We run here QEMU with the ability for 1024 DIMM slots. A DIMM can be any
reasonable power of 2 size, and then that DIMM is further divided into memblocks,
typically 128MiB.

So, for example, 1TiB requires 1024 DIMMs of 1GiB each with 128MiB memblocks, that results
in 8K possible memory regions. So just going to 4TiB reaches 32K memory regions.

This I can attest for virtualized DIMMs, not sure about other memory hotplug technologies
like virtio-mem or DynamicMemory. But it seems reasonable that those technologies could
also easily reach into these number ranges.


Oh, to be fair, if the above were fully populated, it would essentially coalescence
into a single reported region via crash_prepare_elf64_headers(). But in the sadistic
case, where every other memblock was offlined, that would result in the need to
report half of the memory regions via the elfcorehdr.

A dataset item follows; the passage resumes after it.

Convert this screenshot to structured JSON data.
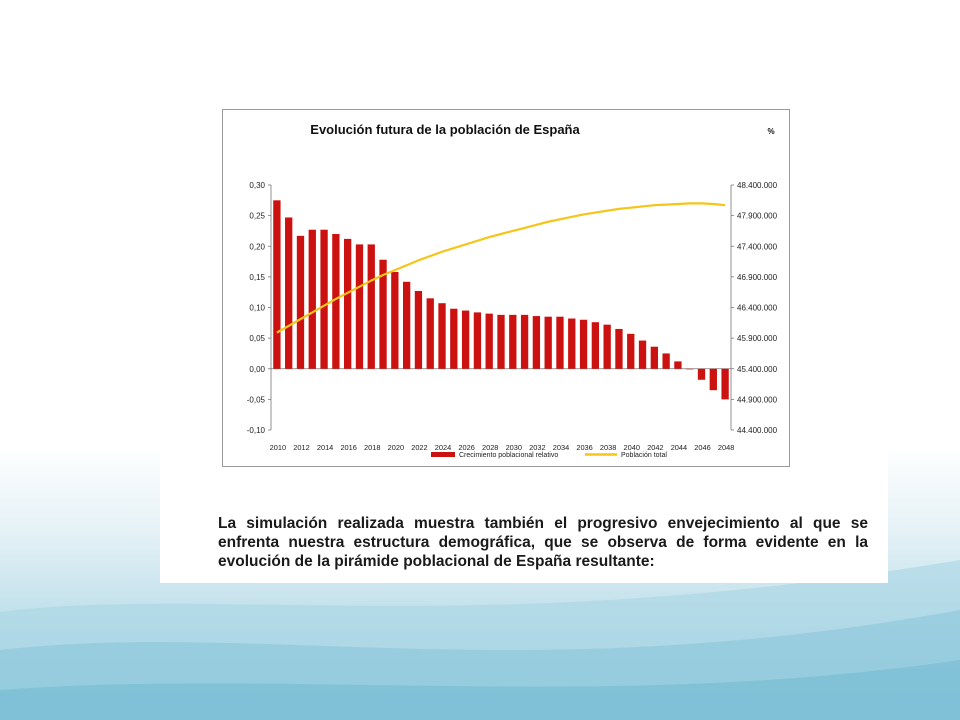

For the Kconfig CRASH_MAX_MEMORY_RANGES Eric added, it's meaningful to
me to set a fixed value which is enough in reality.

Yes, exactly.

For extreme testing with special purpose, it could be broken easily,
people need decide by self whether the CONFIG_CRASH_MAX_MEMORY_RANGES
is enlarged or not.

I don't want for people to decide on one more thing where they have to
go and read a bunch of specs just to know what is a good value. So we
should set a sane, *practical* upper limit and simply go with it.

Everything else is testing stuff and if you test the kernel, then you
can change limits and values and so on as you want to.